Der Stopp kam am Mittwoch plötzlich und überraschend. In einer Pressemitteilung schreibt der Zweckverband Ammertalbahn: Man habe festgestellt, dass sich die Räder an den Fahrzeugen seit einigen Tagen übermäßig stark abnutzen. Das Gleiche gelte für die Schienen. Warum, sei unklar. Deshalb der sofortige Stopp auf der Zugstrecke zwischen Tübingen und Herrenberg (Kreis Böblingen).
Verkehrsministerium BW bezieht Stellung zur Ammertalbahn
Auf Nachfrage hat das baden-württembergische Verkehrsministerium dem SWR geschrieben, dass es bei der Ammertalbahn "keine Sicherheitsmängel" gebe - sonst wäre der Zug vorher schon nicht mehr gefahren. Die Spurkränze der Räder seien abgenutzt. Die Züge seien aus dem Verkehr gezogen worden, "um weitere Schäden an Gleisen und Fahrzeugen zu verhindern". Die Elektrotriebzüge, wie sie auf der Strecke fahren, seien in vielen Teilen Deutschlands unterwegs, ohne dass ein solches Problem bislang bekannt wurde.
Nach aktuellen Erkenntnissen resultiert die hohe Abnutzung aus der speziellen Gleisgeometrie der Ammertalbahn, insbesondere im Stadtgebiet von Tübingen. Dort gibt es mehrere sehr enge Kurven.
Bahnexperte Schnaitmann: Scharfe Kurve am Tübinger Bahnhof ein Problem
Der Tübinger Bahnexperte Gerhard Schnaitmann ist seit Donnerstagmorgen am Tübinger Bahnhof, um Ersatzbusse für die Ammertalbahn zu organisieren. Als langjähriger Sonderbeauftragter für die Qualität des regionalen Bahnverkehrs im Land kennt er typische Probleme im Bahnbetrieb und vermutet bereits seit heute Morgen: Der übermäßige Verschleiß kommt möglicherweise von einer scharfen Kurve vor dem Tübinger Hauptbahnhof. Denn im Moment fahren die Züge der Ammertalbahn diese Kurve besonders häufig.
Der Grund: Die Züge fahren wegen mehrerer Baustellen nur noch auf der kurzen Strecke zwischen Tübingen und Herrenberg und auf keiner anderen Strecke mehr. Das habe die Radreifen der Fahrzeuge besonders und einseitig belastet. Im Normalbetrieb fahren die Züge zum Beispiel auch bis nach Bad Urach.
Radreifen muss man sich vorstellen wie beim Autoreifen, aber eben aus Stahl. Die hat es angegriffen und dann gibt es gewisse Mindestmaße und wenn die unterschritten werden, muss man die Fahrzeuge aus dem Verkehr ziehen.
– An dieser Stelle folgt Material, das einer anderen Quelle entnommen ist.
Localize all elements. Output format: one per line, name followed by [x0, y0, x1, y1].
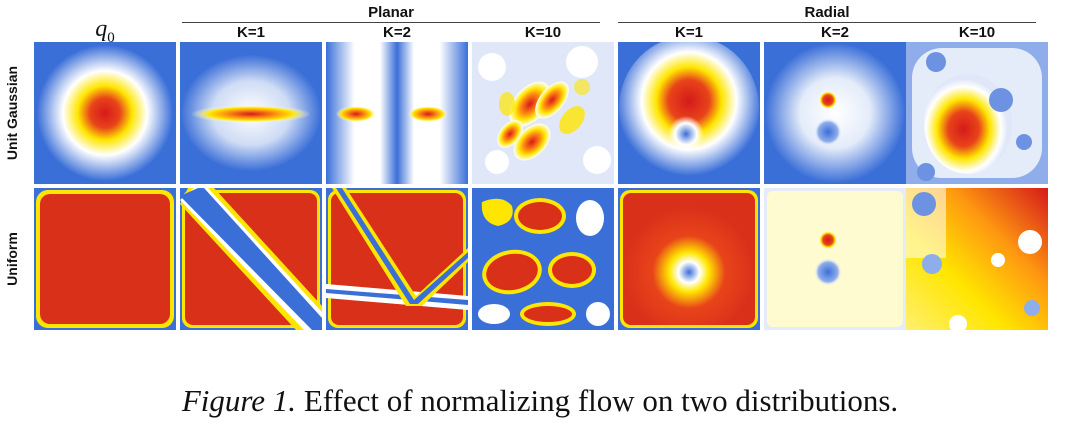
- column-label-radial-k1: K=1: [675, 24, 703, 41]
- panel-uniform-q0: [34, 188, 176, 330]
- row-label-uniform: Uniform: [0, 188, 24, 330]
- q0-subscript: 0: [107, 29, 115, 46]
- panel-uniform-radial-k10: [906, 188, 1048, 330]
- panel-uniform-planar-k2: [326, 188, 468, 330]
- panel-gaussian-radial-k1: [618, 42, 760, 184]
- radial-group-label: Radial: [804, 4, 850, 21]
- column-label-radial-k10: K=10: [958, 24, 996, 41]
- panel-uniform-radial-k2: [764, 188, 906, 330]
- caption-text: Effect of normalizing flow on two distri…: [303, 383, 899, 418]
- panel-gaussian-radial-k10: [906, 42, 1048, 184]
- planar-group-label: Planar: [368, 4, 414, 21]
- column-label-radial-k2: K=2: [821, 24, 849, 41]
- q0-symbol: q: [95, 16, 108, 42]
- row-label-uniform-text: Uniform: [4, 232, 21, 286]
- caption-label: Figure 1.: [181, 383, 297, 418]
- panel-uniform-planar-k1: [180, 188, 322, 330]
- column-label-planar-k2: K=2: [383, 24, 411, 41]
- planar-group-rule: [182, 22, 600, 23]
- radial-group-rule: [618, 22, 1036, 23]
- row-label-gaussian: Unit Gaussian: [0, 42, 24, 184]
- column-label-planar-k10: K=10: [524, 24, 562, 41]
- column-label-q0: q0: [34, 16, 176, 47]
- panel-gaussian-q0: [34, 42, 176, 184]
- figure-caption: Figure 1. Effect of normalizing flow on …: [0, 383, 1080, 419]
- panel-gaussian-radial-k2: [764, 42, 906, 184]
- panel-gaussian-planar-k1: [180, 42, 322, 184]
- panel-uniform-planar-k10: [472, 188, 614, 330]
- panel-gaussian-planar-k10: [472, 42, 614, 184]
- panel-uniform-radial-k1: [618, 188, 760, 330]
- column-label-planar-k1: K=1: [237, 24, 265, 41]
- panel-gaussian-planar-k2: [326, 42, 468, 184]
- row-label-gaussian-text: Unit Gaussian: [4, 65, 21, 161]
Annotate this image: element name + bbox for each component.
"Normalerweise", sagte Schnaitmann dem SWR, "holt man sich dann neue Fahrzeuge in Ulm aus dem Werk, aber die Strecke Tübingen-Reutlingen ist gesperrt." Gerade könne man die Fahrzeuge nicht tauschen. Wenn die Radreifen abgenutzt sind, müsse man sie aus dem Verkehr ziehen. Das sei der Hintergrund für den Stopp.
Züge der Ammertalbahn müssen auf Umwegen in die Werkstatt nach Ulm
Die verschlissenen Fahrzeuge müssen jetzt in die Werkstatt nach Ulm. Das wird nur über Umwege gehen. Schon jetzt ist deshalb klar: Auf der Ammertalbahn zwischen Tübingen und Herrenberg wird bis mindestens Ende der Sommerferien kein Zug mehr fahren. Am Mittwochabend fuhren Notbusse. Inzwischen fahren Busse im Halbstundentakt - "ungefähr zu den Zeiten des Zuges", sagt Organisator Gerhard Schnaitmann. Die Kapazitäten seien aber relativ eng.
Ein Bus ist kein Zug. Das ist ganz klar. Aber man kann jetzt ein Grundangebot bieten. Fahrplantabellen gibt es noch keine. Die werden jetzt eben generiert. Das ist ja alles hopplahopp.
Fahrplan für Schienenersatzverkehr soll ab Wochenende gelten
Ab dem Wochenende soll es Schienenersatzverkehr (SEV) mit festen Abfahrtszeiten geben. Auf SWR-Nachfrage soll der SEV-Plan am Samstag um 4.40 Uhr in Kraft treten.
Zuletzt gab es immer wieder viele Ausfälle auf der Ammertalbahn. Mal fehlten Loks, mal Personal. Mal funktionierte die Umstellung auf einen neuen Fahrplan nicht. Oft gab es Verspätungen - zum Ärger der Pendlerinnen und Pendler auf der Strecke.